German soft pretzels with the sultry, orchard-deep flavor of our Special Blackberry Jam

There are days when a simple snack becomes a ceremony—when flour, water, and fruit become a reason to pause. This pairing is exactly that. A street-food classic meets woodland sweetness: golden German-style pretzels paired with our special blackberry jam infused with citrus and warmth. It’s comfort with a Catskills twist.

Part I: Soft German Pretzels

Ingredients (makes 8–10)

  • 2 cups all-purpose flour
  • 1¼ tsp fast-acting yeast
  • ½ tsp sugar
  • ¾ cup warm water
  • 6 Tbsp baking soda (for water bath)
  • 1 egg (beaten, for glaze)
  • Coarse salt for topping

Instructions

  1. Make the Dough
    In a large bowl, mix flour, yeast, sugar, and salt.
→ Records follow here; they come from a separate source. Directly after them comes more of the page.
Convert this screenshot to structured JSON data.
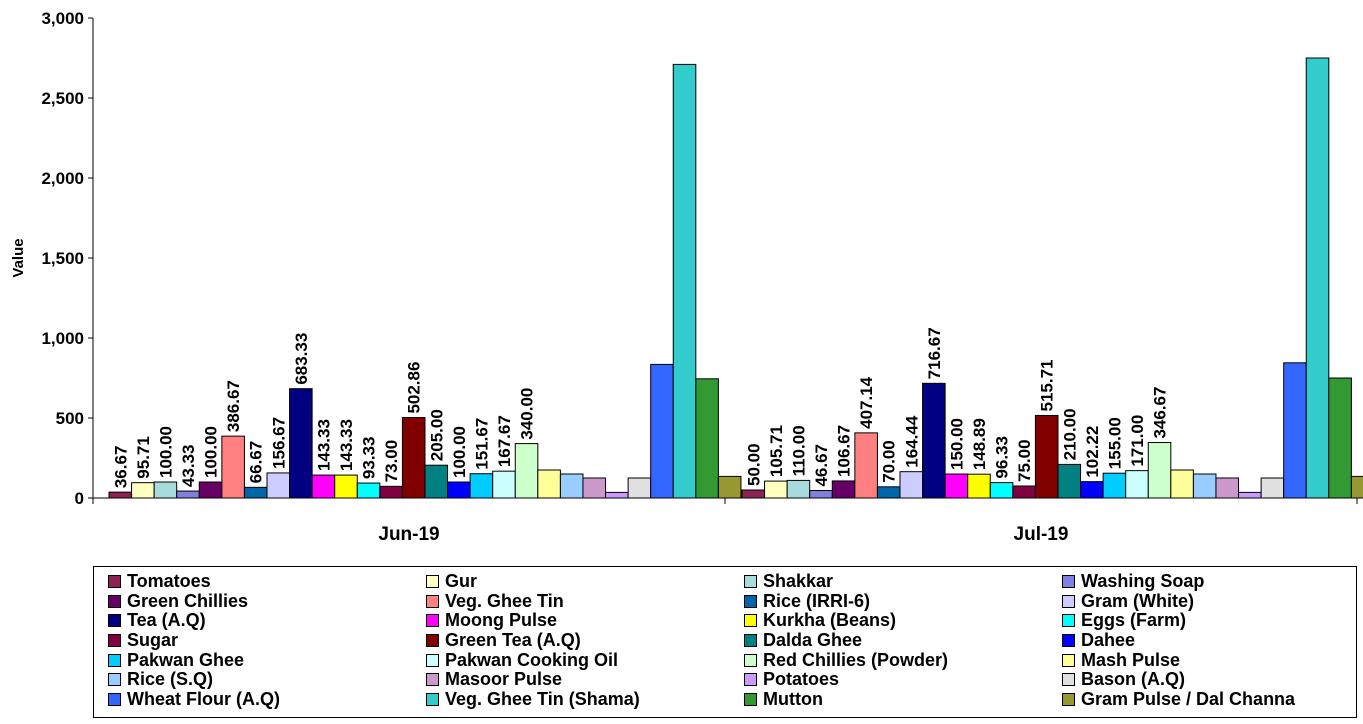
{
  "chart_data": {
    "type": "bar",
    "ylabel": "Value",
    "xlabel": "",
    "ylim": [
      0,
      3000
    ],
    "yticks": [
      0,
      500,
      1000,
      1500,
      2000,
      2500,
      3000
    ],
    "ytick_labels": [
      "0",
      "500",
      "1,000",
      "1,500",
      "2,000",
      "2,500",
      "3,000"
    ],
    "categories": [
      "Jun-19",
      "Jul-19"
    ],
    "grid": false,
    "legend_position": "bottom",
    "series": [
      {
        "name": "Tomatoes",
        "color": "#8B2252",
        "values": [
          36.67,
          50.0
        ],
        "labels": [
          "36.67",
          "50.00"
        ]
      },
      {
        "name": "Gur",
        "color": "#FFFFC0",
        "values": [
          95.71,
          105.71
        ],
        "labels": [
          "95.71",
          "105.71"
        ]
      },
      {
        "name": "Shakkar",
        "color": "#A8DCDC",
        "values": [
          100.0,
          110.0
        ],
        "labels": [
          "100.00",
          "110.00"
        ]
      },
      {
        "name": "Washing Soap",
        "color": "#8080E0",
        "values": [
          43.33,
          46.67
        ],
        "labels": [
          "43.33",
          "46.67"
        ]
      },
      {
        "name": "Green Chillies",
        "color": "#660066",
        "values": [
          100.0,
          106.67
        ],
        "labels": [
          "100.00",
          "106.67"
        ]
      },
      {
        "name": "Veg. Ghee Tin",
        "color": "#FF8080",
        "values": [
          386.67,
          407.14
        ],
        "labels": [
          "386.67",
          "407.14"
        ]
      },
      {
        "name": "Rice (IRRI-6)",
        "color": "#0066AA",
        "values": [
          66.67,
          70.0
        ],
        "labels": [
          "66.67",
          "70.00"
        ]
      },
      {
        "name": "Gram (White)",
        "color": "#CCCCFF",
        "values": [
          156.67,
          164.44
        ],
        "labels": [
          "156.67",
          "164.44"
        ]
      },
      {
        "name": "Tea (A.Q)",
        "color": "#000080",
        "values": [
          683.33,
          716.67
        ],
        "labels": [
          "683.33",
          "716.67"
        ]
      },
      {
        "name": "Moong Pulse",
        "color": "#FF00FF",
        "values": [
          143.33,
          150.0
        ],
        "labels": [
          "143.33",
          "150.00"
        ]
      },
      {
        "name": "Kurkha (Beans)",
        "color": "#FFFF00",
        "values": [
          143.33,
          148.89
        ],
        "labels": [
          "143.33",
          "148.89"
        ]
      },
      {
        "name": "Eggs (Farm)",
        "color": "#00FFFF",
        "values": [
          93.33,
          96.33
        ],
        "labels": [
          "93.33",
          "96.33"
        ]
      },
      {
        "name": "Sugar",
        "color": "#800040",
        "values": [
          73.0,
          75.0
        ],
        "labels": [
          "73.00",
          "75.00"
        ]
      },
      {
        "name": "Green Tea (A.Q)",
        "color": "#800000",
        "values": [
          502.86,
          515.71
        ],
        "labels": [
          "502.86",
          "515.71"
        ]
      },
      {
        "name": "Dalda Ghee",
        "color": "#008080",
        "values": [
          205.0,
          210.0
        ],
        "labels": [
          "205.00",
          "210.00"
        ]
      },
      {
        "name": "Dahee",
        "color": "#0000FF",
        "values": [
          100.0,
          102.22
        ],
        "labels": [
          "100.00",
          "102.22"
        ]
      },
      {
        "name": "Pakwan Ghee",
        "color": "#00CCFF",
        "values": [
          151.67,
          155.0
        ],
        "labels": [
          "151.67",
          "155.00"
        ]
      },
      {
        "name": "Pakwan Cooking Oil",
        "color": "#CCFFFF",
        "values": [
          167.67,
          171.0
        ],
        "labels": [
          "167.67",
          "171.00"
        ]
      },
      {
        "name": "Red Chillies (Powder)",
        "color": "#CCFFCC",
        "values": [
          340.0,
          346.67
        ],
        "labels": [
          "340.00",
          "346.67"
        ]
      },
      {
        "name": "Mash Pulse",
        "color": "#FFFF99",
        "values": [
          175,
          175
        ],
        "labels": [
          "",
          ""
        ]
      },
      {
        "name": "Rice (S.Q)",
        "color": "#99CCFF",
        "values": [
          150,
          150
        ],
        "labels": [
          "",
          ""
        ]
      },
      {
        "name": "Masoor Pulse",
        "color": "#CC99CC",
        "values": [
          125,
          125
        ],
        "labels": [
          "",
          ""
        ]
      },
      {
        "name": "Potatoes",
        "color": "#CC99FF",
        "values": [
          35,
          35
        ],
        "labels": [
          "",
          ""
        ]
      },
      {
        "name": "Bason (A.Q)",
        "color": "#E0E0E0",
        "values": [
          125,
          125
        ],
        "labels": [
          "",
          ""
        ]
      },
      {
        "name": "Wheat Flour (A.Q)",
        "color": "#3366FF",
        "values": [
          835,
          845
        ],
        "labels": [
          "",
          ""
        ]
      },
      {
        "name": "Veg. Ghee Tin (Shama)",
        "color": "#33CCCC",
        "values": [
          2710,
          2750
        ],
        "labels": [
          "",
          ""
        ]
      },
      {
        "name": "Mutton",
        "color": "#339933",
        "values": [
          745,
          750
        ],
        "labels": [
          "",
          ""
        ]
      },
      {
        "name": "Gram Pulse / Dal Channa",
        "color": "#999933",
        "values": [
          135,
          135
        ],
        "labels": [
          "",
          ""
        ]
      }
    ]
  }
}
Stir in warm water and knead on a floured surface for about 10 minutes until smooth and elastic. Divide into 8–10 even pieces.
  2. Shape & Rest
    Roll each piece into a 12-inch rope. Twist into classic pretzel shapes or rustic knots. Place on oiled baking sheets, cover with a towel, and let rest in a warm place for 40 minutes.
  3. Prepare the Soda Bath
    Preheat oven to 425°F. In a deep frying pan, bring water and baking soda to a gentle boil. Gently lower each pretzel into the water—cook 3 or 4 at a time—until slightly puffed and lightly bubbled (about 30 seconds). Remove with a slotted spoon and drain.
  4. Bake to Golden
    Place pretzels on a baking sheet, brush with beaten egg, sprinkle with coarse salt, and bake for 15–18 minutes, or until golden brown.
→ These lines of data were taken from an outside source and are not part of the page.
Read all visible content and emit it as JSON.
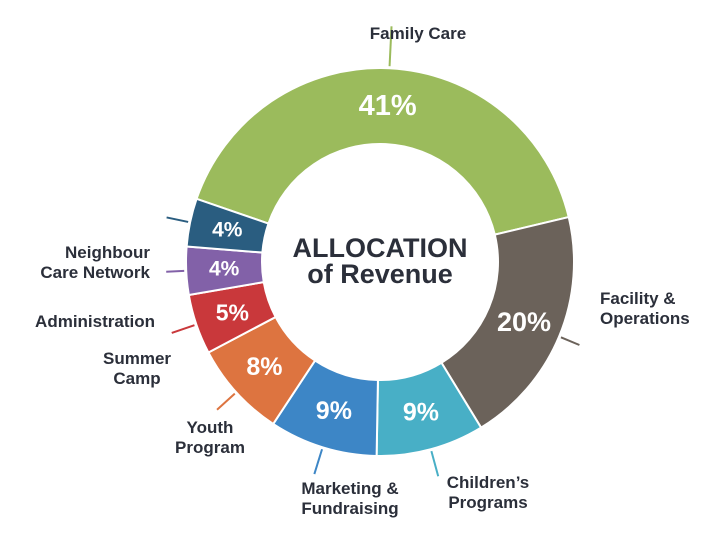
{
  "chart_data": {
    "type": "pie",
    "style": "donut",
    "title": [
      "ALLOCATION",
      "of Revenue"
    ],
    "unit": "%",
    "categories": [
      "Family Care",
      "Facility & Operations",
      "Children's Programs",
      "Marketing & Fundraising",
      "Youth Program",
      "Summer Camp",
      "Administration",
      "Neighbour Care Network"
    ],
    "values": [
      41,
      20,
      9,
      9,
      8,
      5,
      4,
      4
    ],
    "value_labels": [
      "41%",
      "20%",
      "9%",
      "9%",
      "8%",
      "5%",
      "4%",
      "4%"
    ],
    "label_lines": [
      [
        "Family Care"
      ],
      [
        "Facility &",
        "Operations"
      ],
      [
        "Children’s",
        "Programs"
      ],
      [
        "Marketing &",
        "Fundraising"
      ],
      [
        "Youth",
        "Program"
      ],
      [
        "Summer",
        "Camp"
      ],
      [
        "Administration"
      ],
      [
        "Neighbour",
        "Care Network"
      ]
    ],
    "colors": [
      "#9bbb5c",
      "#6b625a",
      "#48afc6",
      "#3d86c6",
      "#dd7440",
      "#c9383b",
      "#8261a8",
      "#2a5d80"
    ],
    "legend": "none"
  }
}
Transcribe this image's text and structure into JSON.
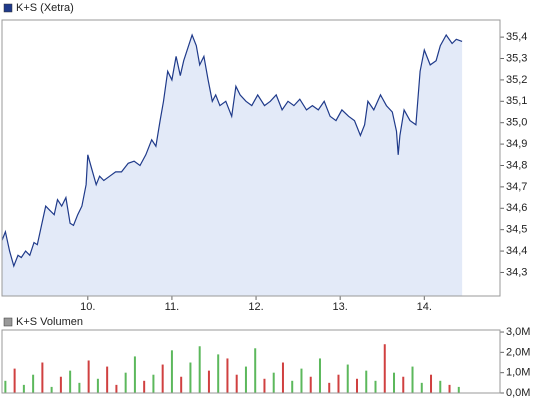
{
  "chart_data": [
    {
      "type": "area",
      "title": "K+S (Xetra)",
      "color": "#1f3a8a",
      "fill": "#e3eaf8",
      "grid": false,
      "x": [
        8.98,
        9.02,
        9.07,
        9.12,
        9.17,
        9.21,
        9.26,
        9.31,
        9.36,
        9.4,
        9.45,
        9.5,
        9.55,
        9.6,
        9.64,
        9.69,
        9.74,
        9.79,
        9.83,
        9.88,
        9.93,
        9.98,
        10.0,
        10.05,
        10.1,
        10.14,
        10.19,
        10.26,
        10.33,
        10.4,
        10.48,
        10.55,
        10.62,
        10.69,
        10.76,
        10.81,
        10.86,
        10.9,
        10.95,
        11.0,
        11.05,
        11.1,
        11.14,
        11.19,
        11.24,
        11.29,
        11.33,
        11.38,
        11.43,
        11.48,
        11.52,
        11.57,
        11.64,
        11.71,
        11.76,
        11.81,
        11.88,
        11.95,
        12.02,
        12.1,
        12.17,
        12.24,
        12.31,
        12.38,
        12.45,
        12.52,
        12.6,
        12.67,
        12.74,
        12.81,
        12.88,
        12.95,
        13.02,
        13.1,
        13.17,
        13.24,
        13.29,
        13.33,
        13.4,
        13.48,
        13.55,
        13.62,
        13.67,
        13.69,
        13.71,
        13.76,
        13.83,
        13.9,
        13.95,
        14.0,
        14.07,
        14.14,
        14.19,
        14.26,
        14.33,
        14.38,
        14.45
      ],
      "values": [
        34.45,
        34.49,
        34.4,
        34.33,
        34.38,
        34.37,
        34.4,
        34.38,
        34.44,
        34.43,
        34.52,
        34.61,
        34.59,
        34.57,
        34.64,
        34.61,
        34.65,
        34.53,
        34.52,
        34.57,
        34.61,
        34.71,
        34.85,
        34.78,
        34.71,
        34.75,
        34.73,
        34.75,
        34.77,
        34.77,
        34.81,
        34.82,
        34.8,
        34.85,
        34.92,
        34.89,
        35.01,
        35.1,
        35.24,
        35.2,
        35.31,
        35.22,
        35.29,
        35.35,
        35.41,
        35.36,
        35.27,
        35.31,
        35.2,
        35.1,
        35.13,
        35.08,
        35.1,
        35.03,
        35.17,
        35.13,
        35.1,
        35.08,
        35.13,
        35.08,
        35.1,
        35.13,
        35.06,
        35.1,
        35.08,
        35.11,
        35.06,
        35.08,
        35.06,
        35.1,
        35.03,
        35.01,
        35.06,
        35.03,
        35.01,
        34.94,
        34.99,
        35.1,
        35.06,
        35.13,
        35.08,
        35.05,
        34.96,
        34.85,
        34.94,
        35.06,
        35.01,
        34.99,
        35.24,
        35.34,
        35.27,
        35.29,
        35.36,
        35.41,
        35.37,
        35.39,
        35.38
      ],
      "xlim": [
        8.98,
        14.9
      ],
      "ylim": [
        34.19,
        35.48
      ],
      "xticks": [
        {
          "value": 10,
          "label": "10."
        },
        {
          "value": 11,
          "label": "11."
        },
        {
          "value": 12,
          "label": "12."
        },
        {
          "value": 13,
          "label": "13."
        },
        {
          "value": 14,
          "label": "14."
        }
      ],
      "yticks": [
        {
          "value": 34.3,
          "label": "34,3"
        },
        {
          "value": 34.4,
          "label": "34,4"
        },
        {
          "value": 34.5,
          "label": "34,5"
        },
        {
          "value": 34.6,
          "label": "34,6"
        },
        {
          "value": 34.7,
          "label": "34,7"
        },
        {
          "value": 34.8,
          "label": "34,8"
        },
        {
          "value": 34.9,
          "label": "34,9"
        },
        {
          "value": 35.0,
          "label": "35,0"
        },
        {
          "value": 35.1,
          "label": "35,1"
        },
        {
          "value": 35.2,
          "label": "35,2"
        },
        {
          "value": 35.3,
          "label": "35,3"
        },
        {
          "value": 35.4,
          "label": "35,4"
        }
      ]
    },
    {
      "type": "bar",
      "title": "K+S Volumen",
      "color": "#999999",
      "grid": false,
      "x": [
        9.02,
        9.13,
        9.24,
        9.35,
        9.46,
        9.57,
        9.68,
        9.79,
        9.9,
        10.01,
        10.12,
        10.23,
        10.34,
        10.45,
        10.56,
        10.67,
        10.78,
        10.89,
        11.0,
        11.11,
        11.22,
        11.33,
        11.44,
        11.55,
        11.66,
        11.77,
        11.88,
        11.99,
        12.1,
        12.21,
        12.32,
        12.43,
        12.54,
        12.65,
        12.76,
        12.87,
        12.98,
        13.09,
        13.2,
        13.31,
        13.42,
        13.53,
        13.64,
        13.75,
        13.86,
        13.97,
        14.08,
        14.19,
        14.3,
        14.41
      ],
      "values": [
        600000,
        1200000,
        400000,
        900000,
        1500000,
        300000,
        800000,
        1100000,
        500000,
        1600000,
        700000,
        1300000,
        400000,
        1000000,
        1800000,
        600000,
        900000,
        1400000,
        2100000,
        800000,
        1500000,
        2300000,
        1100000,
        1900000,
        1700000,
        900000,
        1300000,
        2200000,
        700000,
        1000000,
        1500000,
        600000,
        1200000,
        800000,
        1700000,
        500000,
        900000,
        1400000,
        700000,
        1100000,
        600000,
        2400000,
        1000000,
        800000,
        1300000,
        500000,
        900000,
        600000,
        400000,
        300000
      ],
      "colors": [
        "#5cb85c",
        "#d04040",
        "#5cb85c",
        "#5cb85c",
        "#d04040",
        "#5cb85c",
        "#d04040",
        "#5cb85c",
        "#5cb85c",
        "#d04040",
        "#5cb85c",
        "#d04040",
        "#d04040",
        "#5cb85c",
        "#5cb85c",
        "#d04040",
        "#5cb85c",
        "#d04040",
        "#5cb85c",
        "#d04040",
        "#5cb85c",
        "#5cb85c",
        "#d04040",
        "#5cb85c",
        "#d04040",
        "#d04040",
        "#5cb85c",
        "#5cb85c",
        "#d04040",
        "#5cb85c",
        "#d04040",
        "#5cb85c",
        "#5cb85c",
        "#d04040",
        "#5cb85c",
        "#d04040",
        "#d04040",
        "#5cb85c",
        "#d04040",
        "#5cb85c",
        "#5cb85c",
        "#d04040",
        "#5cb85c",
        "#d04040",
        "#5cb85c",
        "#5cb85c",
        "#d04040",
        "#5cb85c",
        "#d04040",
        "#5cb85c"
      ],
      "xlim": [
        8.98,
        14.9
      ],
      "ylim": [
        0,
        3100000
      ],
      "yticks": [
        {
          "value": 0,
          "label": "0,0M"
        },
        {
          "value": 1000000,
          "label": "1,0M"
        },
        {
          "value": 2000000,
          "label": "2,0M"
        },
        {
          "value": 3000000,
          "label": "3,0M"
        }
      ]
    }
  ]
}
Part II: Special Blackberry Jam

Ingredients

  • 6 cups blackberries
  • ½ cup (125 ml) water
  • 3¼ cups (1½ lb) sugar
  • ¾ cup (185 ml) orange juice
  • ⅓ cup (85 ml) lemon juice
  • 2 Tbsp grated orange rind

Instructions

  1. Simmer blackberries and water until heated through.
  2. Strain through a fine sieve, pressing to extract juice.
  3. Return juice to saucepan and add sugar. Stir over low heat until dissolved.
  4. Add orange juice, lemon juice, and orange rind. Mix.
  5. Bring to a rapid boil and cook until jam reaches setting point.
  6. Pour into sterilized jars and seal.

Serving Magic:

  • Warm pretzels + chilled jam. A contrast that surprises.
  • For brunch boards: Serve alongside creamy brie, sliced apples, and fresh herbs.
  • For cozy evenings: Tear a pretzel apart, still warm, and dip straight into jam—no knife required.

H&F Notes:

  • Add a sprig of rosemary to the jam while boiling for a herbal twist.
  • For dessert: serve pretzels dusted with cinnamon sugar and paired with the jam as a dip.
  • Freeze pretzels after baking and reheat for weekday joy.